NCSC warns CNI operators over ‘living-off-the-land’ attacks

Priority actions for defenders

While it is imperative for CNI operators to adopt a defence-in-depth approach to their cyber security posture as part of standard best practice – the newly-published guidance outlines a number of priority recommendations:

• Security teams should implement logging and aggregate logs in an out-of-band, centralised location;
• They should establish a baseline of user, network and application activity and implement automation to continuously review and compare activity logs;
• They should reduce alert noise;
• They should implement application allow-listing;
• They should enhance network segmentation and monitoring;
• They should implement authentication controls;
• They should seek to leverage user and entity behaviour analytics (UEBA).

More detail on these and other recommendations have been published by the US authorities and are available to read on the Cybersecurity and Infrastructure Security Agency (CISA) website.

LogRhythm customer solutions engineer Gabrielle Hempel said: “Critical infrastructure systems are extremely complex and interconnected, which makes them not only difficult to secure against attacks, but requiring specialised knowledge to understand and mitigate any vulnerabilities they might have.

“Often, critical infrastructure organisations also have resource constraints, which makes it difficult to implement and maintain security measures both from a personnel and financial standpoint.”

The costs arising from attacks on CNI will likely be multi-stage, including the upfront cost of incident response, system recovery and replacement, and any regulatory fines and legal costs that may follow, said Hempel. However, following this there will also be intense supply chain disrupted cascading down through various systems that may ultimately drive up costs for consumers.

“The collaborative warning highlights the alarming fact that the same cyber threats are having an impact across the globe,” added Hempel.

“There are numerous opportunities for strengthening international collaboration, including the real-time sharing of information and intelligence, joint research initiatives, and development of unified standards and frameworks for cyber security.
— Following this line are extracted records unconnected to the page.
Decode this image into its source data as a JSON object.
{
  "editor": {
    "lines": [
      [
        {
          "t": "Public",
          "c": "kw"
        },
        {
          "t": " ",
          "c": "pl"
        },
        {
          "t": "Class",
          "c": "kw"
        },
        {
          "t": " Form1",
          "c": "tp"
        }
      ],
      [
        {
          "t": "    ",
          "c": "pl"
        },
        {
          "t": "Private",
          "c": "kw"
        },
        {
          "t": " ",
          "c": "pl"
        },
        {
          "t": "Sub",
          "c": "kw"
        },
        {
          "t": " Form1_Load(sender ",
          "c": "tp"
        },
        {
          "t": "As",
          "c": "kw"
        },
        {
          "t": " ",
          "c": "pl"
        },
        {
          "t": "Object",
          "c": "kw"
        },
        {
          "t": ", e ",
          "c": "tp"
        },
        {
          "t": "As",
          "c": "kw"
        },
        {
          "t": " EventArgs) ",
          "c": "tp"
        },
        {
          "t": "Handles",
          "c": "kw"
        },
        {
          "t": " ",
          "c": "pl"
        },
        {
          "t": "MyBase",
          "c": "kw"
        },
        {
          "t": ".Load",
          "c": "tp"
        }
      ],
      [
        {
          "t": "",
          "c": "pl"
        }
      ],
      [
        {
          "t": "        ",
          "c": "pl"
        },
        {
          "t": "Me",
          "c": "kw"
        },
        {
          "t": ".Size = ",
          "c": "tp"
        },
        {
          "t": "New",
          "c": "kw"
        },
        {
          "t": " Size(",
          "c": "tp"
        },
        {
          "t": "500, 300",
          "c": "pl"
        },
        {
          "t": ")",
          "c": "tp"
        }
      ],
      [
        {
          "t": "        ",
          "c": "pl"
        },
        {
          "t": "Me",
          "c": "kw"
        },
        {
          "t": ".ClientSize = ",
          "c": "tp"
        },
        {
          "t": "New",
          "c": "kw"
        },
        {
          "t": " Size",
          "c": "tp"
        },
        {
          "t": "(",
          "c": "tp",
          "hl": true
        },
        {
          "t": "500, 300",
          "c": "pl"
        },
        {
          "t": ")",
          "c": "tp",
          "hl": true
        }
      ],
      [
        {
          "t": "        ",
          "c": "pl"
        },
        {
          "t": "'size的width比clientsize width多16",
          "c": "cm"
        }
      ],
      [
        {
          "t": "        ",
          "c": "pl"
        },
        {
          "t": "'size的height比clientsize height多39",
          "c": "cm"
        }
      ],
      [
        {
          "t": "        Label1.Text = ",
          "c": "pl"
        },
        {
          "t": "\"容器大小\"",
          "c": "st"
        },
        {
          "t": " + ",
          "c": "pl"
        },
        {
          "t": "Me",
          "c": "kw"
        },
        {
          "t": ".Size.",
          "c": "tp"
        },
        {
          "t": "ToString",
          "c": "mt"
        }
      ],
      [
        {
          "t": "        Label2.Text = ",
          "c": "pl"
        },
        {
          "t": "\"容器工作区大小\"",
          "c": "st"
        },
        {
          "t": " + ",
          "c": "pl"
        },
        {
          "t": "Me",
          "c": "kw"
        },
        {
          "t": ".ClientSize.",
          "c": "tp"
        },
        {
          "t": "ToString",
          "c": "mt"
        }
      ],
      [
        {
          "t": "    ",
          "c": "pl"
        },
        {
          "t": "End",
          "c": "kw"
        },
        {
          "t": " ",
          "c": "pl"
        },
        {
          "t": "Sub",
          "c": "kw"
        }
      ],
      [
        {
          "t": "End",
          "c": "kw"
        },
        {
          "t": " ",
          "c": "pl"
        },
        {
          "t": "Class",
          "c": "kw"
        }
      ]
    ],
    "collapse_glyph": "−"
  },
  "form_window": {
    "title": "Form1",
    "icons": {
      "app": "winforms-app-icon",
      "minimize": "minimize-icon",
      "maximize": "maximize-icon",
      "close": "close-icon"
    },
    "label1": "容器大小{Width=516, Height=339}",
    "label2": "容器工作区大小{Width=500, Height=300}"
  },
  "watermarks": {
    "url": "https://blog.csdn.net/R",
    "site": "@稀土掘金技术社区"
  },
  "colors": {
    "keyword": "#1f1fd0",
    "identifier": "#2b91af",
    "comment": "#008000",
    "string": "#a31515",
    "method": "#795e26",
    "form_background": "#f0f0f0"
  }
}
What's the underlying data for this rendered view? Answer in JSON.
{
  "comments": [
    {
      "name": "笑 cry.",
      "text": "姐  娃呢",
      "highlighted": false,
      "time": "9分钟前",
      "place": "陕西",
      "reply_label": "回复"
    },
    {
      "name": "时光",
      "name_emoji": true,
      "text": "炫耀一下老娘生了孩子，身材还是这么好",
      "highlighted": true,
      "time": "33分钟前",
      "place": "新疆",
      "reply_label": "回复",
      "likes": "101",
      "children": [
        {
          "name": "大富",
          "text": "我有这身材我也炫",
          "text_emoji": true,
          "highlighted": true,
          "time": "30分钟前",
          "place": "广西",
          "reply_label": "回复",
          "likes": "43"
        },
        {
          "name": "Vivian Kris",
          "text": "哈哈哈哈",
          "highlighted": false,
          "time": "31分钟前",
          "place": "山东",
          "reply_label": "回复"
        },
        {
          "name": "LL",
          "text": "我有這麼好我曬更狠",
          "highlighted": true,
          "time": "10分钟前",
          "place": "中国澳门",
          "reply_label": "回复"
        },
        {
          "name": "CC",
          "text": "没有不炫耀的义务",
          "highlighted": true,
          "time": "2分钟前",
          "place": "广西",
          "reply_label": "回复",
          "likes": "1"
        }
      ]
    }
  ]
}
“However, it is also important to stress the importance of developing public-private partnerships not only nationally, but on a global scale in order to truly address vulnerabilities and attacks on critical infrastructure across the board. Because these attacks simultaneously span the globe geographically and organisations from public to private, they need to be addressed across these planes as well,” she said.

Volt Typhoon blows in

At the same time, the Five Eyes agencies also published a separate advisory sharing details of the Chinese APT known as Volt Typhoon, which first came to attention via Microsoft in May 2023.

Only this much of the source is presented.